张永春，王志强，孙晶晶，宋荣学，王冶

口腔癌是世界范围内普遍存在的恶性肿瘤，流行病学统计结果显示，世界各地的年发病例数约为263 000例，死亡例数约为128 000例[1-3]。鳞状细胞癌(OSCC)是口腔癌最常见的病理类型之一，在中国尤为常见。近年来，肿瘤机制的研究深入，但有效的预防和早期诊断OSCC的措施很少见。由于OSCC复发率高，淋巴结转移多见，5年生存率低于50%[4]。PI3K催化亚基(PIK3CA)位于3q26.3，编码1 068个氨基酸，产生124 kD的蛋白质，即PI3K p110催化亚单位α(PI3K p110α)[5-6]。有研究表明，PIK3CA能够参与肿瘤发生发展的过程，且作为致癌基因[7]。PIK3CA基因突变能够导致PI3K p110α的功能增强。

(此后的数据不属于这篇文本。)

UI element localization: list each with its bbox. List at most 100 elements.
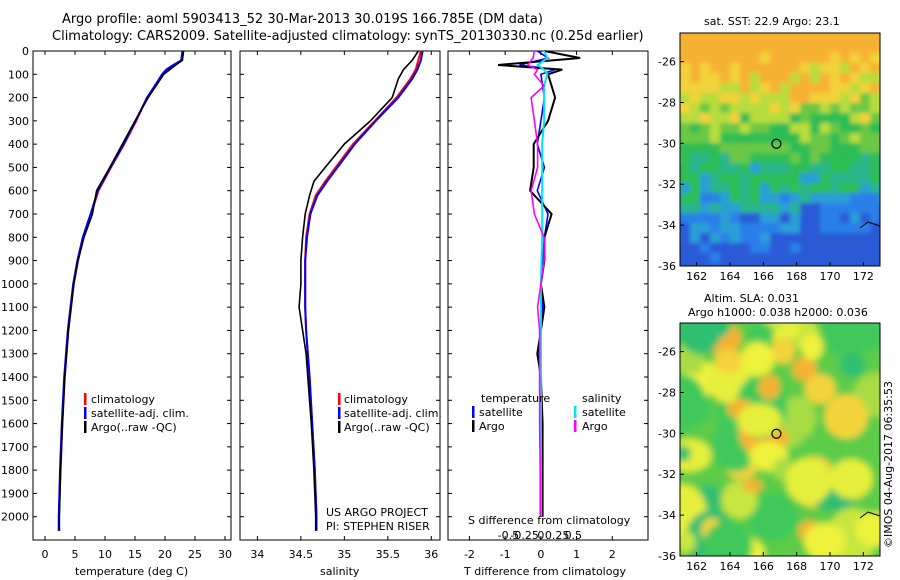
sst-cell [870,173,880,184]
x-tick-label: 0 [537,548,544,561]
map-y-tick-label: -32 [658,178,676,191]
sst-cell [760,123,771,134]
sst-cell [720,33,731,44]
sst-cell [680,223,691,234]
sst-cell [850,203,861,214]
sst-cell [760,253,771,264]
diff-legend-label-t-argo: Argo [479,420,505,433]
sst-cell [780,213,791,224]
sst-cell [760,263,771,266]
sal-legend-label-argo: Argo(..raw -QC) [344,421,430,434]
sst-cell [740,53,751,64]
sst-cell [750,53,761,64]
sst-cell [730,53,741,64]
sst-cell [820,253,831,264]
sst-cell [760,183,771,194]
sst-cell [750,263,761,266]
sst-cell [690,213,701,224]
sst-cell [770,213,781,224]
sst-cell [750,223,761,234]
sst-cell [770,123,781,134]
sst-cell [680,33,691,34]
sst-cell [840,263,851,266]
sst-cell [840,143,851,154]
sla-blob [747,323,774,344]
sst-cell [710,63,721,74]
sst-cell [730,203,741,214]
sst-cell [860,33,871,34]
sst-cell [860,203,871,214]
map-y-tick-label: -36 [658,260,676,273]
sal-legend-swatch-satellite [338,407,341,419]
sst-cell [700,73,711,84]
sst-cell [810,153,821,164]
sst-cell [720,233,731,244]
sst-cell [710,193,721,204]
legend-swatch-argo [84,421,87,433]
sst-cell [730,183,741,194]
sst-cell [880,143,891,154]
sst-cell [750,243,761,254]
sst-cell [780,263,791,266]
sst-cell [780,163,791,174]
sst-cell [700,263,711,266]
map-x-tick-label: 168 [786,270,807,283]
x-tick-label: 30 [218,548,232,561]
coastline [859,511,881,519]
sst-cell [790,63,801,74]
sst-cell [680,73,691,84]
sst-cell [760,43,771,54]
sst-cell [690,113,701,124]
sla-field [680,323,880,556]
x2-tick-label: 0.5 [565,529,583,542]
sst-cell [740,273,751,284]
sst-cell [680,203,691,214]
sst-cell [810,33,821,44]
sst-cell [720,193,731,204]
sst-cell [770,233,781,244]
sst-cell [730,123,741,134]
sst-cell [870,63,880,74]
sst-cell [790,213,801,224]
y-tick-label: 1800 [1,464,29,477]
sst-cell [870,153,880,164]
sst-cell [730,143,741,154]
sst-cell [770,253,781,264]
sst-cell [830,253,841,264]
sst-cell [860,263,871,266]
sst-cell [720,263,731,266]
sst-cell [880,73,891,84]
sst-cell [850,43,861,54]
sst-cell [780,123,791,134]
sst-cell [790,153,801,164]
sst-cell [790,223,801,234]
sst-cell [760,113,771,124]
diff-legend-salinity-title: salinity [582,392,622,405]
sst-cell [800,153,811,164]
sst-cell [740,83,751,94]
sst-cell [870,103,880,114]
x-tick-label: -2 [464,548,475,561]
sla-blob [840,323,880,352]
sst-cell [680,113,681,124]
sst-cell [700,43,711,54]
sst-cell [690,63,701,74]
sst-cell [730,93,741,104]
sst-cell [810,93,821,104]
sst-cell [750,83,761,94]
sla-blob [680,531,696,553]
sst-cell [780,143,791,154]
sst-cell [850,33,861,34]
sst-cell [800,223,811,234]
sst-cell [780,43,791,54]
sst-cell [680,93,691,104]
sst-cell [880,113,891,124]
sst-cell [860,113,871,124]
sst-cell [730,163,741,174]
x-tick-label: 0 [42,548,49,561]
sst-cell [820,163,831,174]
map-y-tick-label: -30 [658,137,676,150]
sst-cell [720,103,731,114]
y-tick-label: 400 [8,138,29,151]
sst-cell [690,163,701,174]
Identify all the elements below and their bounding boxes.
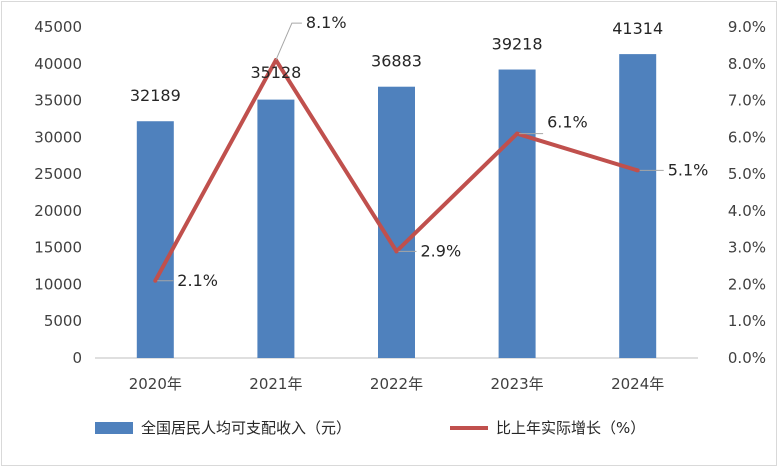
- y-right-tick-label: 0.0%: [728, 349, 766, 367]
- legend-label-bar: 全国居民人均可支配收入（元）: [141, 419, 351, 437]
- y-right-tick-label: 6.0%: [728, 128, 766, 146]
- line-value-label: 2.1%: [177, 271, 218, 290]
- x-tick-label: 2024年: [611, 375, 664, 393]
- y-left-tick-label: 35000: [34, 92, 82, 110]
- line-value-label: 6.1%: [547, 113, 588, 132]
- legend-swatch-bar: [95, 422, 133, 434]
- y-right-tick-label: 7.0%: [728, 92, 766, 110]
- y-left-tick-label: 25000: [34, 165, 82, 183]
- y-left-tick-label: 0: [72, 349, 82, 367]
- y-left-tick-label: 15000: [34, 239, 82, 257]
- x-tick-label: 2022年: [370, 375, 423, 393]
- y-left-tick-label: 10000: [34, 275, 82, 293]
- y-left-tick-label: 20000: [34, 202, 82, 220]
- y-left-tick-label: 5000: [44, 312, 82, 330]
- y-right-tick-label: 4.0%: [728, 202, 766, 220]
- bar: [498, 69, 536, 359]
- bar-series: [136, 54, 657, 359]
- axes: 0 5000 10000 15000 20000 25000 30000 35000 40000…: [34, 18, 766, 393]
- line-point: [515, 131, 520, 136]
- legend-label-line: 比上年实际增长（%）: [496, 419, 645, 437]
- bar-value-label: 39218: [492, 35, 543, 54]
- leader-line: [275, 22, 302, 61]
- line-value-label: 2.9%: [421, 241, 462, 260]
- y-right-tick-label: 2.0%: [728, 275, 766, 293]
- y-left-tick-label: 40000: [34, 55, 82, 73]
- line-point: [153, 278, 158, 283]
- y-right-tick-label: 5.0%: [728, 165, 766, 183]
- y-right-tick-label: 3.0%: [728, 239, 766, 257]
- bar: [257, 99, 295, 358]
- y-left-tick-label: 45000: [34, 18, 82, 36]
- bar: [136, 121, 174, 358]
- y-right-tick-label: 8.0%: [728, 55, 766, 73]
- legend: 全国居民人均可支配收入（元） 比上年实际增长（%）: [95, 419, 645, 437]
- data-labels: 32189 35128 36883 39218 41314 2.1% 8.1% 2.9% 6.1…: [130, 13, 709, 290]
- bar: [619, 54, 657, 358]
- y-right-tick-label: 1.0%: [728, 312, 766, 330]
- y-left-tick-label: 30000: [34, 128, 82, 146]
- line-value-label: 5.1%: [668, 160, 709, 179]
- bar-value-label: 32189: [130, 86, 181, 105]
- x-tick-label: 2020年: [129, 375, 182, 393]
- x-tick-label: 2021年: [249, 375, 302, 393]
- bar: [378, 86, 415, 358]
- line-point: [635, 168, 640, 173]
- line-series: [153, 58, 640, 283]
- y-right-tick-label: 9.0%: [728, 18, 766, 36]
- bar-value-label: 35128: [250, 63, 301, 82]
- bar-value-label: 41314: [612, 19, 663, 38]
- line-point: [394, 249, 399, 254]
- line-value-label: 8.1%: [306, 13, 347, 32]
- bar-value-label: 36883: [371, 52, 422, 71]
- x-tick-label: 2023年: [491, 375, 544, 393]
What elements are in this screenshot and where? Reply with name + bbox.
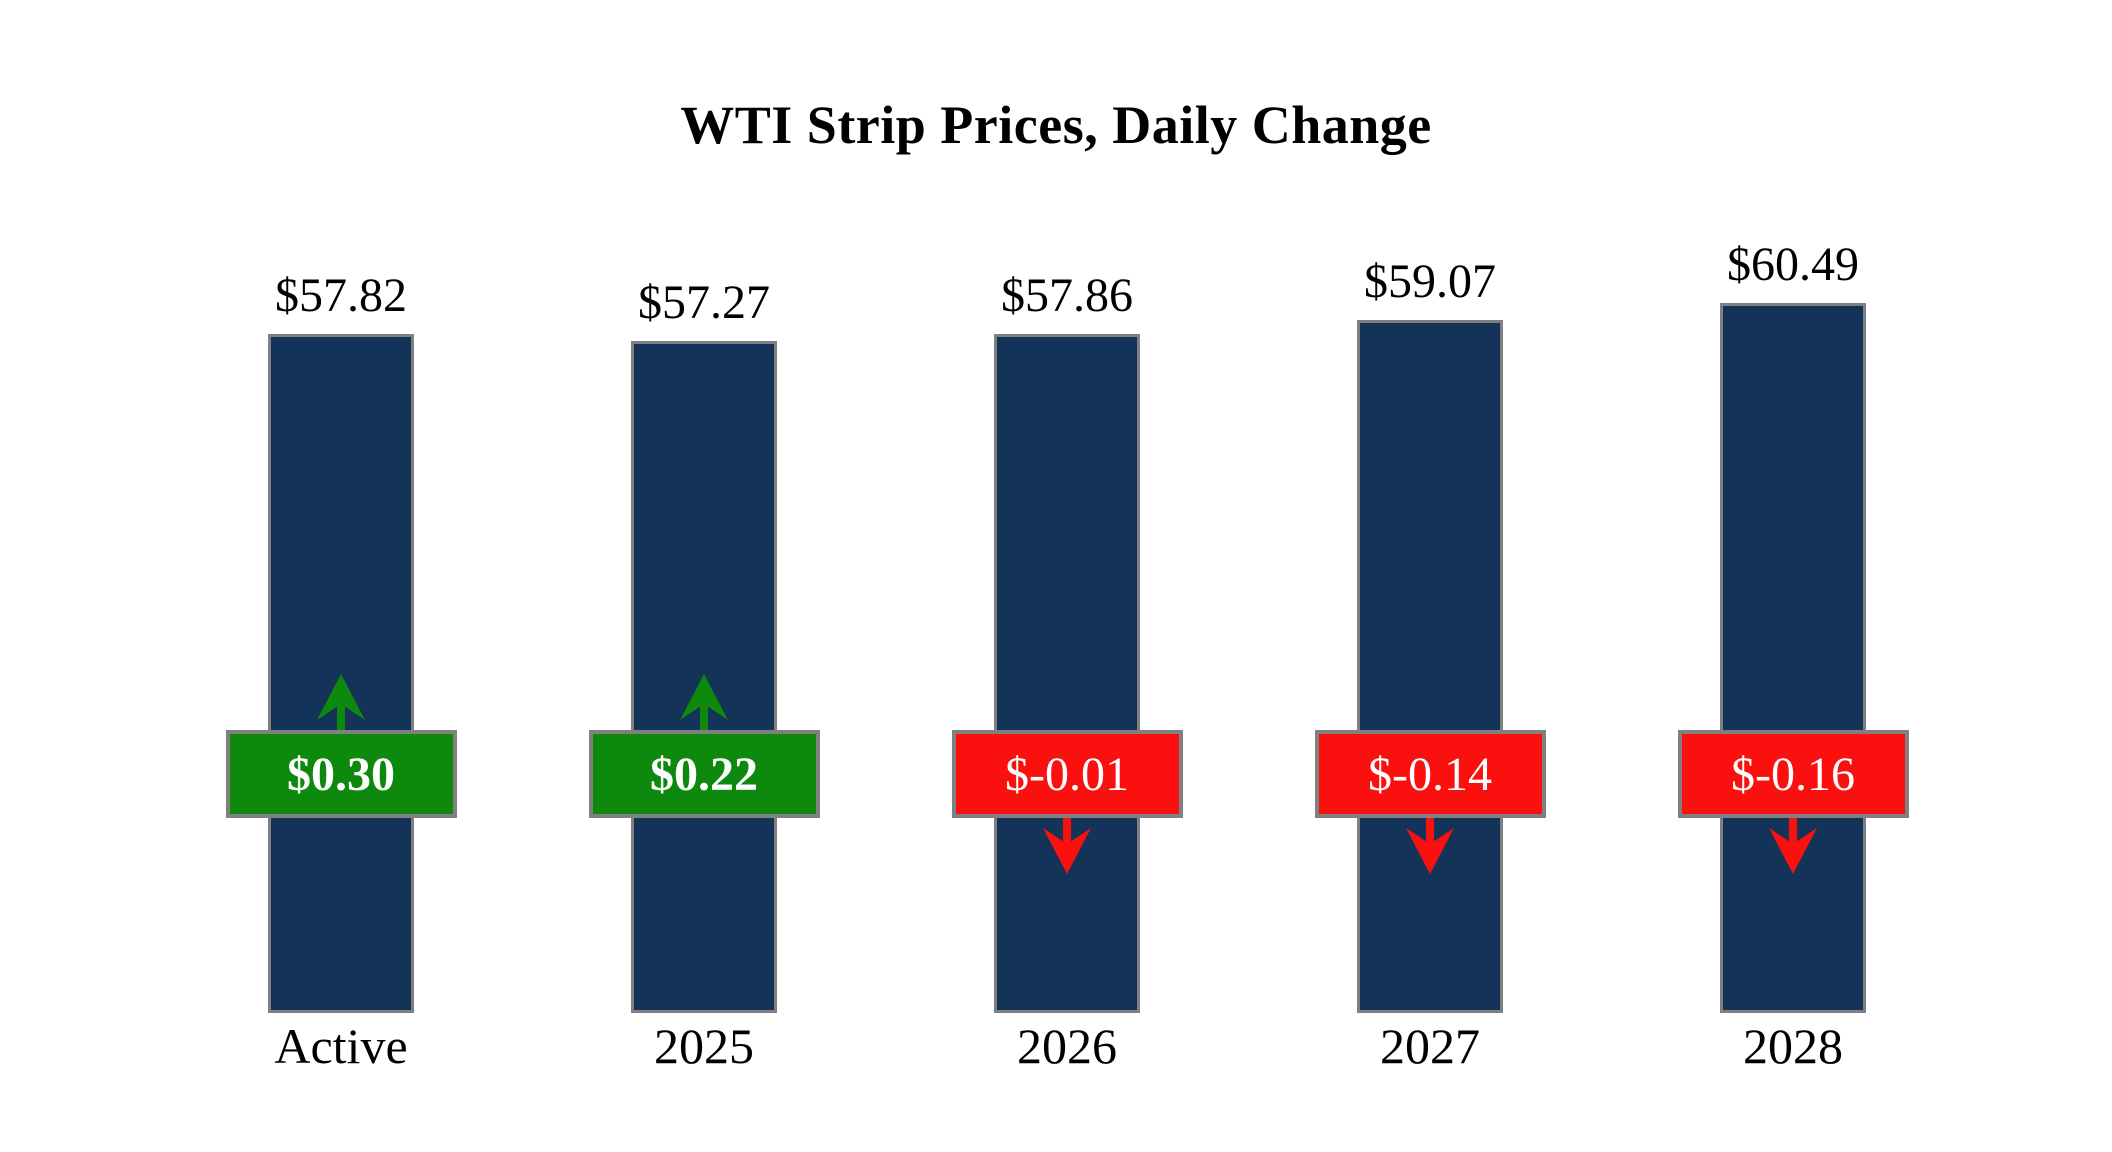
change-badge: $0.22 [588,730,820,818]
category-label: 2027 [1380,1018,1480,1074]
category-label: Active [274,1018,408,1074]
arrow-down-icon [1043,818,1091,874]
price-label: $59.07 [1364,255,1496,308]
bar-rect [1357,320,1503,1013]
bar-rect [1720,303,1866,1013]
chart-title: WTI Strip Prices, Daily Change [680,95,1432,155]
price-label: $57.82 [275,269,407,322]
change-badge: $-0.16 [1677,730,1909,818]
category-label: 2025 [654,1018,754,1074]
price-label: $57.86 [1001,269,1133,322]
change-badge: $0.30 [225,730,457,818]
bar-rect [268,334,414,1013]
change-badge: $-0.14 [1314,730,1546,818]
bar-rect [994,334,1140,1013]
change-badge: $-0.01 [951,730,1183,818]
arrow-up-icon [317,674,365,730]
category-label: 2028 [1743,1018,1843,1074]
price-label: $60.49 [1727,238,1859,291]
arrow-down-icon [1406,818,1454,874]
category-label: 2026 [1017,1018,1117,1074]
arrow-up-icon [680,674,728,730]
price-label: $57.27 [638,276,770,329]
arrow-down-icon [1769,818,1817,874]
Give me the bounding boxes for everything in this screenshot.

通过PI3K p110α的催化功能，PIP3增加，这是激活PI3K/蛋白激酶B( PI3K/AKT)信号通路的重要媒介。为了探讨PIK3CA基因多态性与口腔癌发生的关系，现对50例口腔癌病人以及50例健康人群的外周血标本进行分析，以期为临床口腔癌的治疗以及预后提供依据。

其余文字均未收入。